O Ahmet Şemseddin Ateş idi. Darendelinin, Darende`yi sevenlerin, hepimizin Ahmet Ağabey`iydi. Nasıl anlatılmalıydı onu, çok düşündüm, benim ufuk çizgimdeki hiçbir ölçeğe sığmıyordu çünkü. Tevazuu o kadar etkiliydi ki, onu anlatmaya çalışırken sanki karşıdan, yazma der gibi duruyordu. Ama Ahmet Ağabey nasıl anlatılmaz, o tevazu deryası gelecek nesillere nasıl aktarılmaz. Peki, nasıl anlatmalı, nereden başlamalı. Herkesin Ağabey`i olmak kolay mıydı; Nesli pak bir ailenin evladı olarak, bu hizmet kervanındaki rolünü, hizmet sınırlarını çok iyi öğrenmiş, uygulamış bir tevazu insanını anlatırken bir hata yapmaktan korktum, ama yazmadan da edemedim. O anlatılmayı, yazılmayı istemese de tarifsiz olarak hak etmişti.

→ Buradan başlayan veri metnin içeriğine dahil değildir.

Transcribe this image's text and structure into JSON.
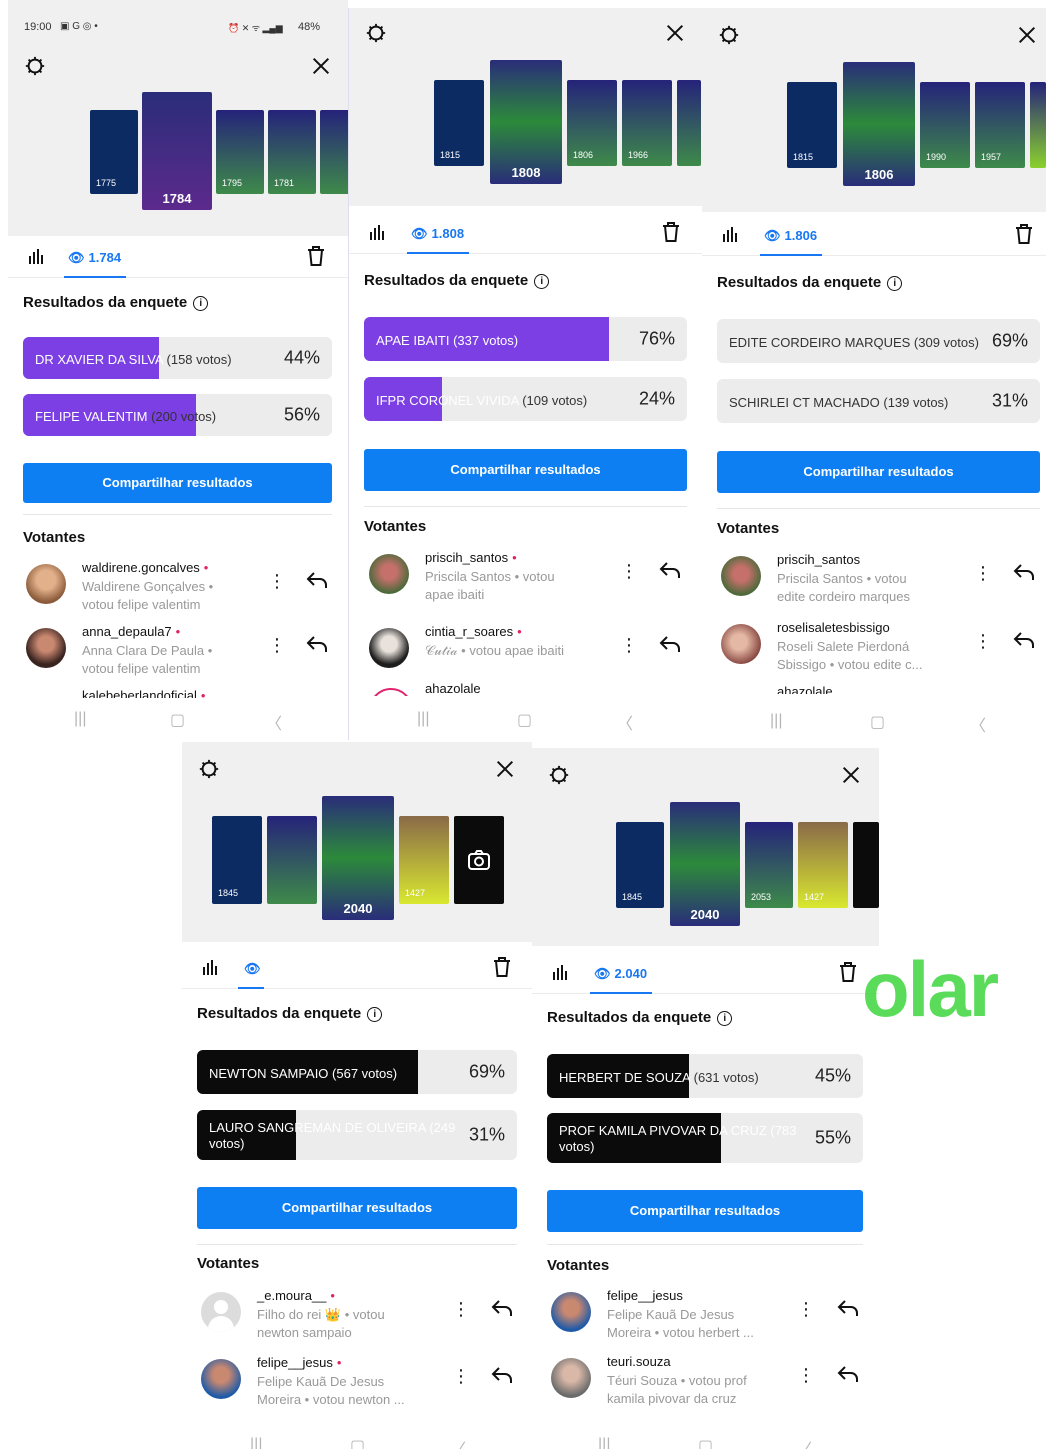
{
  "statusbar": {
    "time": "19:00",
    "left_icons": "▣ G ◎ •",
    "right_icons": "⏰ ✕ ᯤ ▂▄▆",
    "battery": "48%"
  },
  "colors": {
    "panel1_fill": "#7b3fe4",
    "panel2_fill": "#7b3fe4",
    "panel4_fill": "#0b0b0b",
    "panel5_fill": "#0b0b0b",
    "share": "#0d7ff2",
    "eye": "#1877f2"
  },
  "panels": [
    {
      "id": "p1",
      "views_label": "1.784",
      "thumb_views": [
        "1775",
        "1784",
        "1795",
        "1781"
      ],
      "results_title": "Resultados da enquete",
      "info_icon": "i",
      "options": [
        {
          "name": "DR XAVIER DA SILVA",
          "votes": "(158 votos)",
          "percent": "44%",
          "value": 44,
          "filled": true
        },
        {
          "name": "FELIPE VALENTIM",
          "votes": "(200 votos)",
          "percent": "56%",
          "value": 56,
          "filled": true
        }
      ],
      "share_label": "Compartilhar resultados",
      "voters_title": "Votantes",
      "voters": [
        {
          "user": "waldirene.goncalves",
          "line1": "Waldirene Gonçalves •",
          "line2": "votou felipe valentim"
        },
        {
          "user": "anna_depaula7",
          "line1": "Anna Clara De Paula •",
          "line2": "votou felipe valentim"
        },
        {
          "user": "kalebeberlandoficial",
          "line1": "",
          "line2": ""
        }
      ]
    },
    {
      "id": "p2",
      "views_label": "1.808",
      "thumb_views": [
        "1815",
        "1808",
        "1806",
        "1966"
      ],
      "results_title": "Resultados da enquete",
      "info_icon": "i",
      "options": [
        {
          "name": "APAE IBAITI",
          "votes": "(337 votos)",
          "percent": "76%",
          "value": 76,
          "filled": true
        },
        {
          "name": "IFPR CORONEL VIVIDA",
          "votes": "(109 votos)",
          "percent": "24%",
          "value": 24,
          "filled": true
        }
      ],
      "share_label": "Compartilhar resultados",
      "voters_title": "Votantes",
      "voters": [
        {
          "user": "priscih_santos",
          "line1": "Priscila Santos • votou",
          "line2": "apae ibaiti"
        },
        {
          "user": "cintia_r_soares",
          "line1": "𝒞𝓊𝓉𝒾𝒶 • votou apae ibaiti",
          "line2": ""
        },
        {
          "user": "ahazolale",
          "line1": "",
          "line2": ""
        }
      ]
    },
    {
      "id": "p3",
      "views_label": "1.806",
      "thumb_views": [
        "1815",
        "1806",
        "1990",
        "1957"
      ],
      "results_title": "Resultados da enquete",
      "info_icon": "i",
      "options": [
        {
          "name": "EDITE CORDEIRO MARQUES",
          "votes": "(309 votos)",
          "percent": "69%",
          "value": 69,
          "filled": false
        },
        {
          "name": "SCHIRLEI CT MACHADO",
          "votes": "(139 votos)",
          "percent": "31%",
          "value": 31,
          "filled": false
        }
      ],
      "share_label": "Compartilhar resultados",
      "voters_title": "Votantes",
      "voters": [
        {
          "user": "priscih_santos",
          "line1": "Priscila Santos • votou",
          "line2": "edite cordeiro marques"
        },
        {
          "user": "roselisaletesbissigo",
          "line1": "Roseli Salete Pierdoná",
          "line2": "Sbissigo • votou edite c..."
        },
        {
          "user": "ahazolale",
          "line1": "",
          "line2": ""
        }
      ]
    },
    {
      "id": "p4",
      "views_label": "",
      "thumb_views": [
        "1845",
        "2040",
        "1427"
      ],
      "results_title": "Resultados da enquete",
      "info_icon": "i",
      "options": [
        {
          "name": "NEWTON SAMPAIO",
          "votes": "(567 votos)",
          "percent": "69%",
          "value": 69,
          "filled": true
        },
        {
          "name": "LAURO SANGREMAN DE OLIVEIRA (249",
          "votes": "votos)",
          "percent": "31%",
          "value": 31,
          "filled": true
        }
      ],
      "share_label": "Compartilhar resultados",
      "voters_title": "Votantes",
      "voters": [
        {
          "user": "_e.moura__",
          "line1": "Filho do rei 👑 • votou",
          "line2": "newton sampaio"
        },
        {
          "user": "felipe__jesus",
          "line1": "Felipe Kauã De Jesus",
          "line2": "Moreira • votou newton ..."
        }
      ]
    },
    {
      "id": "p5",
      "views_label": "2.040",
      "thumb_views": [
        "1845",
        "2040",
        "2053",
        "1427"
      ],
      "results_title": "Resultados da enquete",
      "info_icon": "i",
      "options": [
        {
          "name": "HERBERT DE SOUZA",
          "votes": "(631 votos)",
          "percent": "45%",
          "value": 45,
          "filled": true
        },
        {
          "name": "PROF KAMILA PIVOVAR DA CRUZ (783",
          "votes": "votos)",
          "percent": "55%",
          "value": 55,
          "filled": true
        }
      ],
      "share_label": "Compartilhar resultados",
      "voters_title": "Votantes",
      "voters": [
        {
          "user": "felipe__jesus",
          "line1": "Felipe Kauã De Jesus",
          "line2": "Moreira • votou herbert ..."
        },
        {
          "user": "teuri.souza",
          "line1": "Téuri Souza • votou prof",
          "line2": "kamila pivovar da cruz"
        }
      ]
    }
  ],
  "watermark": {
    "text": "olar"
  }
}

 O, vefatından sonra, hatırasına binaen hazırlanan "Şemsname Şeyhzadeoğlu Ahmet Şemsettin Ateş" adlı kitapta Hamidettin Efendi`nin; "Gönül ehliydi. Dünya malı, para pul gibi birçok insan tarafından çok önemsenen maddiyat, onun için bir şey ifade etmezdi. Âdeta gizli bir Hulûsi Efendi`ydi. O fakir fukara babası idi, daha doğrusu babasının oğluydu. Geçmişi temiz olan bir sülalenin temiz bir evladıydı. "Allah güzeldir, güzel olanı sever." düsturuyla güzelliğe meftundu. Sevdiklerini candan severdi, kimseye yük olmazdı. Temiz fıtratını asla kirletmedi, temiz tuttu. Örnek insan olabilmek, örnek kişilerin vasfıdır. O, örnek insandı. Herkesin gönlünde taht kurmuş bir gönül insanıydı. Her kesimden insan onu sever; ona muhabbet beslerdi." diyerek anlattığı hepimizin Ahmet Ağabey`iydi.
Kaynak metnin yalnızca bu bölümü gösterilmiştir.